Que la journée était longue lorsque l'on voyageait vers l'horizon, sur des routes cahoteuses et escarpées. Que les secondes s'égrainaient lentement lorsque tous les paysages se ressemblaient, lorsque les discussions avec la grande sœur tournaient court faute d'arguments, faute de conversation peut-être aussi. Et puis, qu'avait-il à lui dire de plus pendant toute une journée alors qu'il la voyait toute l'année ? Sûrement lui crier sa joie de partir voir d'autres jeunes nobles malgré la pointe d'appréhension qui naissait. Étaient-ils donc tous plus âgés que lui ? Serait-il dans l'obligation de mentir sur son âge en espérant que sa grande sœur éviterait de gâcher tous ses plans -très mauvais calcul que celui ci au demeurant.
Il s'était habillé, bien habillé, avec les vêtements neufs que son père lui avait offert. Tous beaux, tous habilement décorés, tous taillés dans les plus riches tissus, comment pouvait-il en être autrement vu les possessions familiales ?

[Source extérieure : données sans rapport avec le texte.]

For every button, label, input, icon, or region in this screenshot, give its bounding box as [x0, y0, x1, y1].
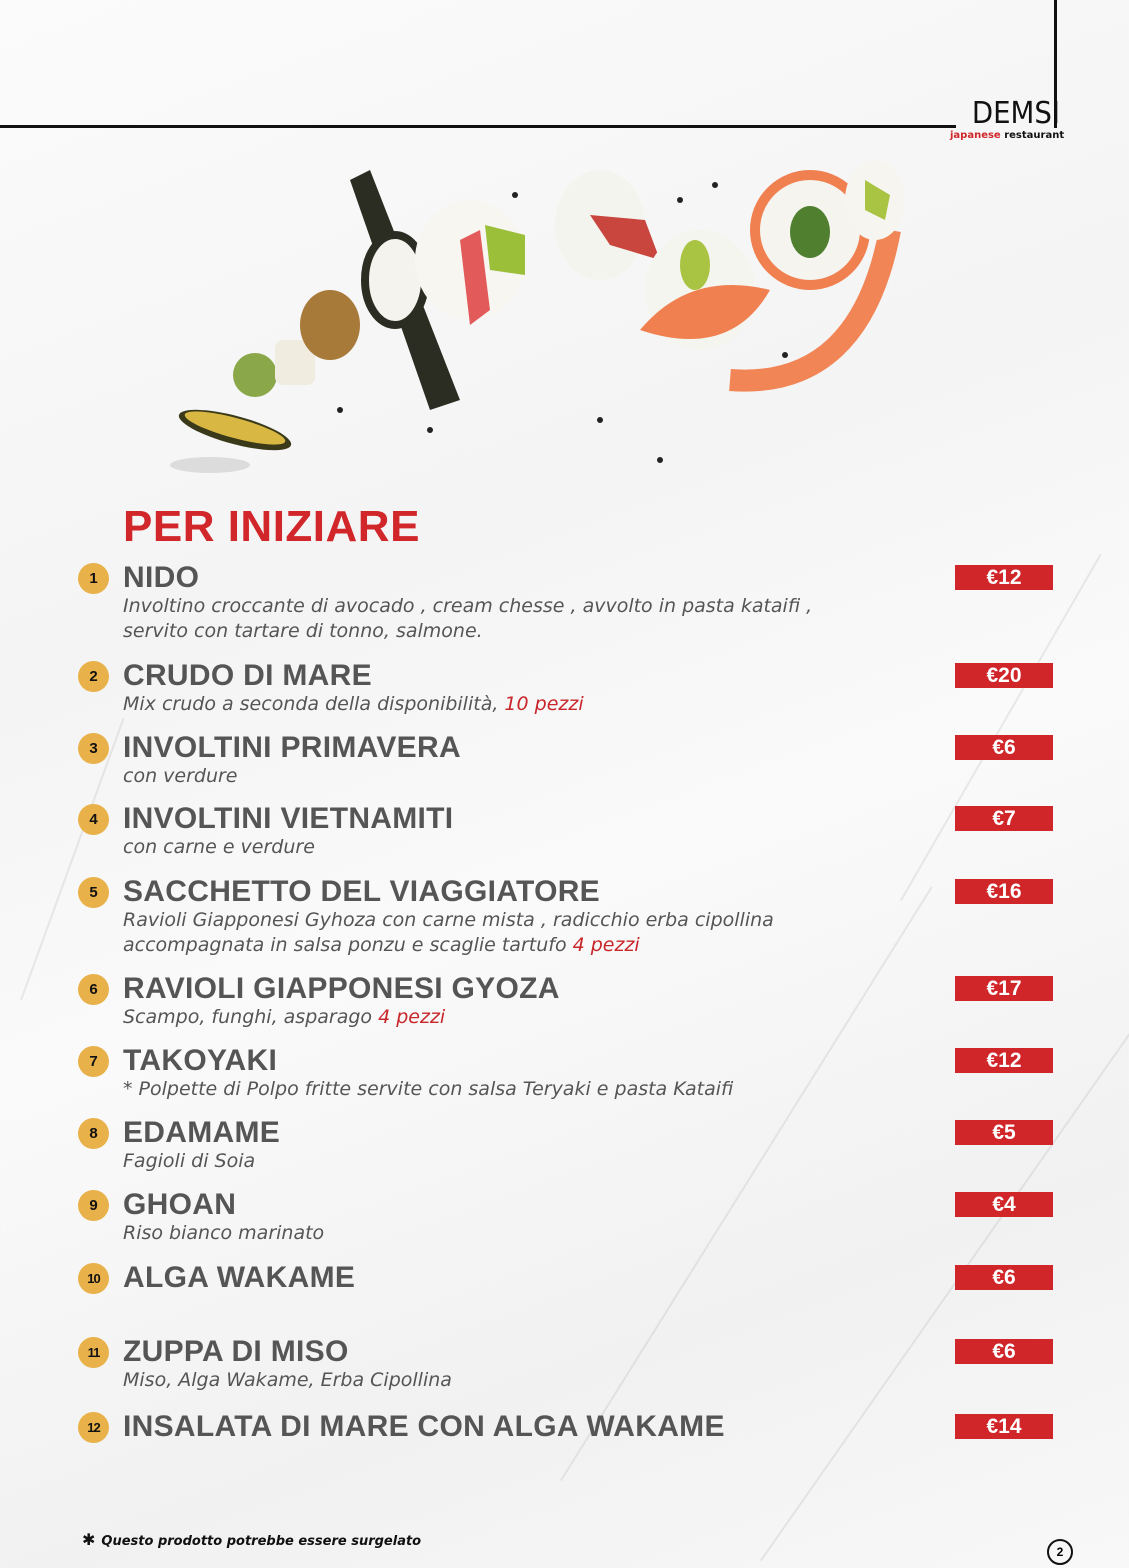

Sûrement cela serait-il un atout de taille pour les objectifs annexes qu'il recherchait inconsciemment -outre le principal de s'amuser, évidemment- : c'est à dire rencontrer les héritiers nobles, ceux avec qui il aurait probablement à passer toutes les rencontres mondaines de sa vie et bien évidemment les héritières ! On -son père surtout en fait- l'avait éduqué très tôt aux nécessités du mariage pour lui qui était héritier, il lui faudrait lier sa maison avec une autre bonne famille pour affermir sa position, il lui faudrait être promis avant sa majorité... Toutes ces questions le dépassaient très largement mais s'il avait à choisir, il prendrait une fille avec un bien joli minois, l'air enjoué et la voix cristalline. Que de beaux critères, n'est-ce pas ? Aujourd'hui ses sœurs étaient ses modèles bien qu'elles ne soient pas toujours joyeuses avec une bien jolie voix... Ellesya il ne la voyait que peu souvent et Esyllt lui criait bien trop dessus dès qu'il cherchait à s'amuser avec elle. Rabat-joie que celle-ci et ses histoires étranges de bateaux, de lettres et de princes charmants. Incompréhensible disais-je.

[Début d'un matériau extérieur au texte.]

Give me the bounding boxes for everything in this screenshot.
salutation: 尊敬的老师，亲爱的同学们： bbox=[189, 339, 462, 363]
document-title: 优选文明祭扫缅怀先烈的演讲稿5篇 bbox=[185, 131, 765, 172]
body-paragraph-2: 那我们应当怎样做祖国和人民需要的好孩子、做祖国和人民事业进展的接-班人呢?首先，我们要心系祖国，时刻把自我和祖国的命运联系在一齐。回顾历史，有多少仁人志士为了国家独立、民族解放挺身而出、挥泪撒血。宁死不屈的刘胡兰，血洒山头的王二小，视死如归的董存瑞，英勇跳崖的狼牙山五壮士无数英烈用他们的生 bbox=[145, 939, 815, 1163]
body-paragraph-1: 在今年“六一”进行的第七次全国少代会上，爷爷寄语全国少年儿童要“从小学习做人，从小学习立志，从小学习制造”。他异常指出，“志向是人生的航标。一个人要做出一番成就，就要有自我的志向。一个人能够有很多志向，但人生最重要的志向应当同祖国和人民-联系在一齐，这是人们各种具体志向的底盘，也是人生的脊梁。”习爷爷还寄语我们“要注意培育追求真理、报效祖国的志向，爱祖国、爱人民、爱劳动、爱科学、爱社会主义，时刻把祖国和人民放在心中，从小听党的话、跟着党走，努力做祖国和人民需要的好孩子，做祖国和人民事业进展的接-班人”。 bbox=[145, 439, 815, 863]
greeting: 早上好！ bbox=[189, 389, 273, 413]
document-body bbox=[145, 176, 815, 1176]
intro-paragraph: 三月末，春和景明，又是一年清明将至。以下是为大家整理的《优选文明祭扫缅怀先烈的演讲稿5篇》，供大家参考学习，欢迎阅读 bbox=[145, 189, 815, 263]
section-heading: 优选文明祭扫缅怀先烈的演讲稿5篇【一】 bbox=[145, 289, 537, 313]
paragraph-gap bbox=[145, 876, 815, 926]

Une fois arrivé aux abords de la grande région du Vaunage, le garçon trépignait d'impatience. Il lui fallait sortir, se dégourdir les jambes, courir, montrer sa mine joyeuse et rieuse.
En conséquence, dès qu'il le put, il foula le sol de ses petites chausses -très glamour et sexy bien sûr- et scrutant sa grande sœur de ses yeux verts, il l'interpella de sa voix pressée et parfois un peu brouillonne :
Esyllt Esyllt ! On est arrivés hein ? c'est ici Cauvisson ? Pourquoi tu sors pas Esyllt ?
Une fois ceci fait et tout en préparant la prochaine salve de questions hasardeuses, Miguaël tourna sur lui même pour découvrir les alentours. Quel beau spectacle mais quel bruit étrange tout de même ! Il ne connaissait pas ce craquettement étrange, cette sonorité incongrue.
La colonie commençait rudement bien pour le louveteau, ses cheveux auburn dans le vent et son sourire habituel collé aux lèvres.